New Zawahiri tape suggests Al Qaeda PR shift

The latest audio message from No. 2 Al Qaeda leader Ayman al-Zawahiri signals growing doubt among supporters, experts say.

The latest public message released by No. 2 Al Qaeda leader Ayman al-Zawahiri may signal a change in public-relations moves by the terrorist group in the face of growing doubt about its tactics among Muslim supporters, experts say.

Reuters reports that in an audiotape released Wednesday, Mr. Zawahiri responded to unusually pointed questions submitted earlier by users of Al Qaeda-linked online forums. The fact that Zawahiri answered the forum posts, which challenged Al Qaeda's policies on attacks against innocents, the United Nations, and Iran, suggests that dissent among its supporters may be forcing Al Qaeda to change tactics, according to an anonymous US counterintelligence official.

The US official, interpreting the questions and the answers given by Ayman al-Zawahiri, said: "They've been taken to the online woodshed on a number of things."
"Some of the questioners are raising tough issues, such as the legitimacy of murdering innocent civilians and the effectiveness of Al Qaeda's overall strategy," the US official, who asked not to be identified, told Reuters. "Since Al Qaeda chose what questions to address, it suggests Al Qaeda's tactics have raised serious concerns – even among potential sympathizers – and that the group's leadership recognizes that it has some serious explaining to do," he said.

ABC News reports that the medium by which Zawahiri's latest message was released also suggests a tactical change.

One terrorism expert who studies jihadist websites says the audio message may signal a shift in Al Qaeda's media operations. The expert cites the fact that both Zawahiri's message and top Al Qaeda leader Osama bin Laden's last address were both released without video. The expert also says the recent files uploaded to jihadist websites have appeared in Arabic, rather than their usual format in English.

The Daily Telegraph of London reports that in the tape – which bore the logo of Al Qaeda's media arm, Al Sahab – Zawahiri denied that the terrorist group targeted innocents in its operations.

"We haven't killed the innocents, not in Baghdad, nor in Morocco, nor in Algeria, nor anywhere else," he said, according to the transcript, in response to the question: "Excuse me, Zawahiri, but who is it who is killing with Your Excellency's blessing the innocents in Baghdad, Morocco, and Algeria?"
"If there is any innocent who was killed in the Mujahideen's operations, then it was either an unintentional error or out of necessity," Zawahiri added, saying that it was Al Qaeda's enemies who killed the innocent, "intentionally [taking] up positions in the midst of the Muslims for them to be human shields for him."

Agence France-Presse reports that Zawahiri said that 18 United Nations staff members who were killed in December suicide attacks in Morocco were not innocents, however, and accused the UN of double standards.

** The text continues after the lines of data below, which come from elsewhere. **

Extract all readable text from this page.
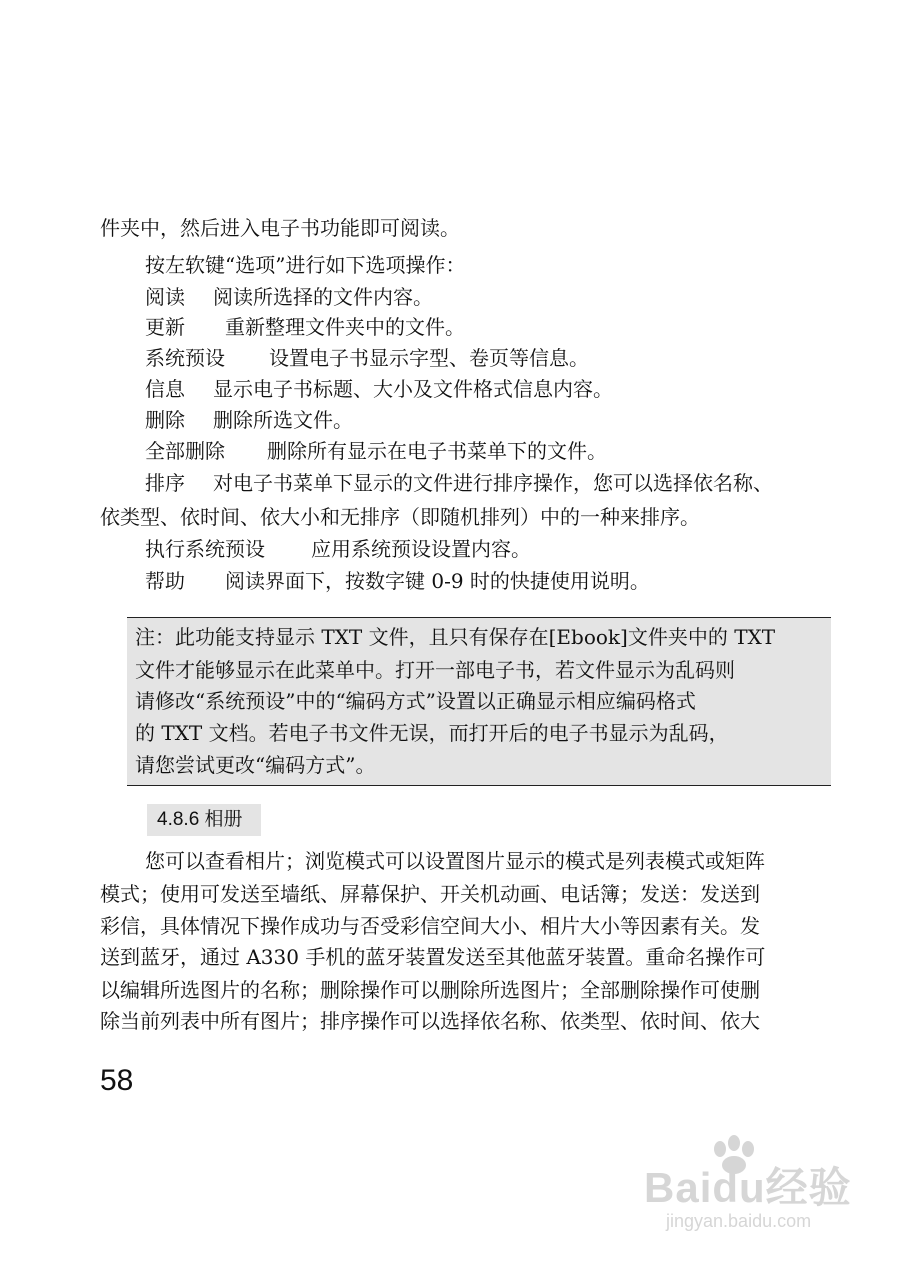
件夹中，然后进入电子书功能即可阅读。
按左软键“选项”进行如下选项操作：
阅读 阅读所选择的文件内容。
更新 重新整理文件夹中的文件。
系统预设 设置电子书显示字型、卷页等信息。
信息 显示电子书标题、大小及文件格式信息内容。
删除 删除所选文件。
全部删除 删除所有显示在电子书菜单下的文件。
排序 对电子书菜单下显示的文件进行排序操作，您可以选择依名称、
依类型、依时间、依大小和无排序（即随机排列）中的一种来排序。
执行系统预设 应用系统预设设置内容。
帮助 阅读界面下，按数字键 0-9 时的快捷使用说明。
注：此功能支持显示 TXT 文件，且只有保存在[Ebook]文件夹中的 TXT
文件才能够显示在此菜单中。打开一部电子书，若文件显示为乱码则
请修改“系统预设”中的“编码方式”设置以正确显示相应编码格式
的 TXT 文档。若电子书文件无误，而打开后的电子书显示为乱码，
请您尝试更改“编码方式”。
4.8.6 相册
您可以查看相片；浏览模式可以设置图片显示的模式是列表模式或矩阵
模式；使用可发送至墙纸、屏幕保护、开关机动画、电话簿；发送：发送到
彩信，具体情况下操作成功与否受彩信空间大小、相片大小等因素有关。发
送到蓝牙，通过 A330 手机的蓝牙装置发送至其他蓝牙装置。重命名操作可
以编辑所选图片的名称；删除操作可以删除所选图片；全部删除操作可使删
除当前列表中所有图片；排序操作可以选择依名称、依类型、依时间、依大
58
Baidu经验
jingyan.baidu.com
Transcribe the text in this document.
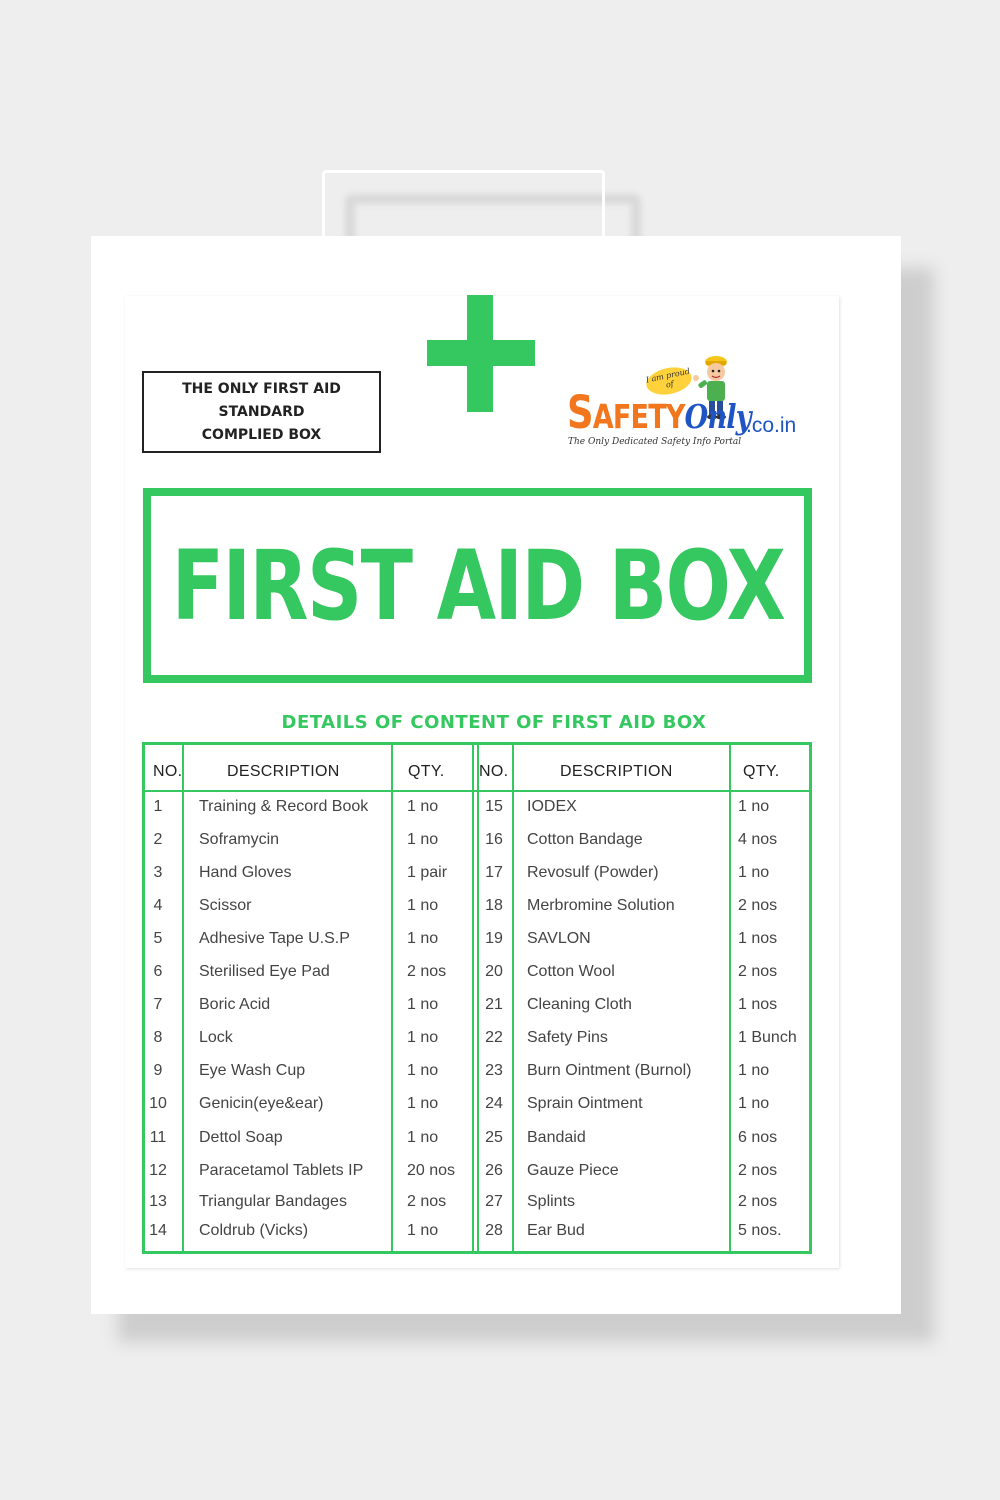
THE ONLY FIRST AID STANDARD
COMPLIED BOX
I am proud of
SAFETYOnly
.co.in
The Only Dedicated Safety Info Portal
FIRST AID BOX
DETAILS OF CONTENT OF FIRST AID BOX
NO.	DESCRIPTION	QTY. NO.	DESCRIPTION	QTY.
1	Training & Record Book 1 no
2	Soframycin	1 no
3	Hand Gloves	1 pair
4	Scissor	1 no
5	Adhesive Tape U.S.P	1 no
6	Sterilised Eye Pad	2 nos
7	Boric Acid	1 no
8	Lock	1 no
9	Eye Wash Cup	1 no
10 Genicin(eye&ear)	1 no
11 Dettol Soap	1 no
12 Paracetamol Tablets IP	20 nos
13 Triangular Bandages	2 nos
14 Coldrub (Vicks)	1 no
15	IODEX	1 no
16	Cotton Bandage	4 nos
17	Revosulf (Powder)	1 no
18	Merbromine Solution	2 nos
19	SAVLON	1 nos
20	Cotton Wool	2 nos
21	Cleaning Cloth	1 nos
22	Safety Pins	1 Bunch
23	Burn Ointment (Burnol)	1 no
24	Sprain Ointment	1 no
25	Bandaid	6 nos
26	Gauze Piece	2 nos
27	Splints	2 nos
28	Ear Bud	5 nos.
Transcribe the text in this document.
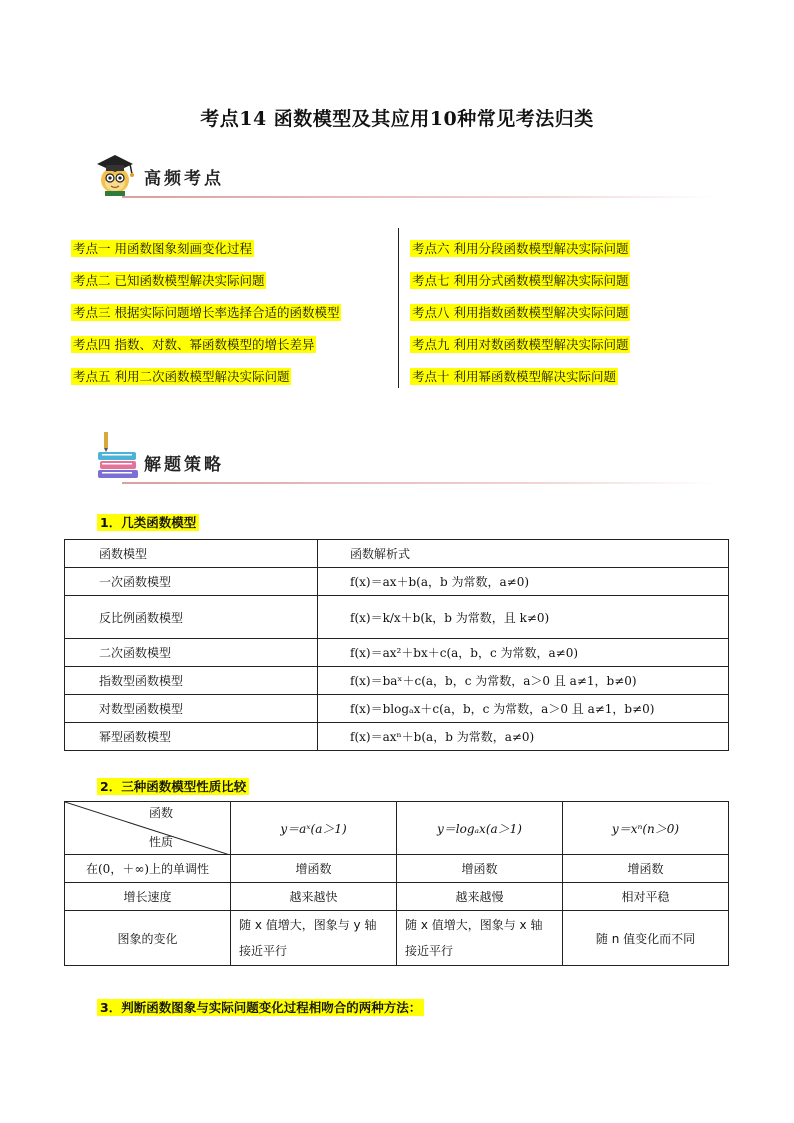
考点14 函数模型及其应用10种常见考法归类
高频考点
考点一 用函数图象刻画变化过程
考点二 已知函数模型解决实际问题
考点三 根据实际问题增长率选择合适的函数模型
考点四 指数、对数、幂函数模型的增长差异
考点五 利用二次函数模型解决实际问题
考点六 利用分段函数模型解决实际问题
考点七 利用分式函数模型解决实际问题
考点八 利用指数函数模型解决实际问题
考点九 利用对数函数模型解决实际问题
考点十 利用幂函数模型解决实际问题
解题策略
1．几类函数模型
函数模型	函数解析式
一次函数模型	f(x)＝ax＋b(a，b 为常数，a≠0)
反比例函数模型	f(x)＝k/x＋b(k，b 为常数，且 k≠0)
二次函数模型	f(x)＝ax²＋bx＋c(a，b，c 为常数，a≠0)
指数型函数模型	f(x)＝baˣ＋c(a，b，c 为常数，a＞0 且 a≠1，b≠0)
对数型函数模型	f(x)＝blogₐx＋c(a，b，c 为常数，a＞0 且 a≠1，b≠0)
幂型函数模型	f(x)＝axⁿ＋b(a，b 为常数，a≠0)
2．三种函数模型性质比较
函数
性质	y＝aˣ(a＞1)	y＝logₐx(a＞1)	y＝xⁿ(n＞0)
在(0，＋∞)上的单调性	增函数	增函数	增函数
增长速度	越来越快	越来越慢	相对平稳
图象的变化	随 x 值增大，图象与 y 轴接近平行	随 x 值增大，图象与 x 轴接近平行	随 n 值变化而不同
3．判断函数图象与实际问题变化过程相吻合的两种方法：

[The UN] "is the one which considers Chechnya an inseparable part of Crusader Russia, and considers Ceuta and Melilla inseparable parts of Crusader Spain," he said, referring to two Spanish enclaves in North Africa claimed by Morocco. The UN had agreed to the presence of outsiders, dubbed "Crusaders" by Zawahiri, in Afghanistan and Iraq and had approved the separation of East Timor from Indonesia. Yet "it doesn't recognize that right for Chechnya, nor for all the Muslim Caucasus, nor for Kashmir, nor for Ceuta and Melilla, nor for Bosnia", he said.

The BBC writes that Zawahiri also denied reports that Mr. bin Laden is in poor health. "The ill-intentioned always try to circulate false reports about him being sick," he said.

Noah Shachtman, a national security blogger for Wired.com, writes that Zawahiri addressed Al Qaeda's hostile stance toward Iran, saying that a protracted struggle between Iran and the US would be "in the interest" of the terrorist group, and that Al Qaeda would strike against the winning party.

Al Qaeda, a Sunni organization, has long regarded Iran, a Shiite nation, as an enemy. Mr. Shachtman emphasizes a particular passage of the Zawahiri transcript (translated by IntelCenter):

The dispute between America and Iran is a real dispute based on the struggle over areas of influence, and the possibility of America striking Iran is a real possibility. As for what might happen in the region, I can only say that major changes will occur in the region, and the situation will be in the interest of the Mujahideen if the war saps both of them.
If, however, one of them emerges victorious, its influence will intensify and fierce battles will begin between it and the Mujahideen, except that the Jihadi awakening currently under way and the degeneration state of affairs of the invaders in Afghanistan and Iraq will make it impossible for Iran or America to become the sole decision-maker in the region.

The questions Zawahiri answered were submitted between December and January on Islamist militant web sites at the prompting of Al Sahab, writes The Associated Press.

AP notes that the questioners "appeared to be as much in the dark about the terror network's operations and intentions as Western analysts and intelligence agencies," and "appeared uncertain whether Al Qaeda's central leadership directly controls the multiple, small militant groups around the Middle East that work in its name, or whether those groups operate on their own."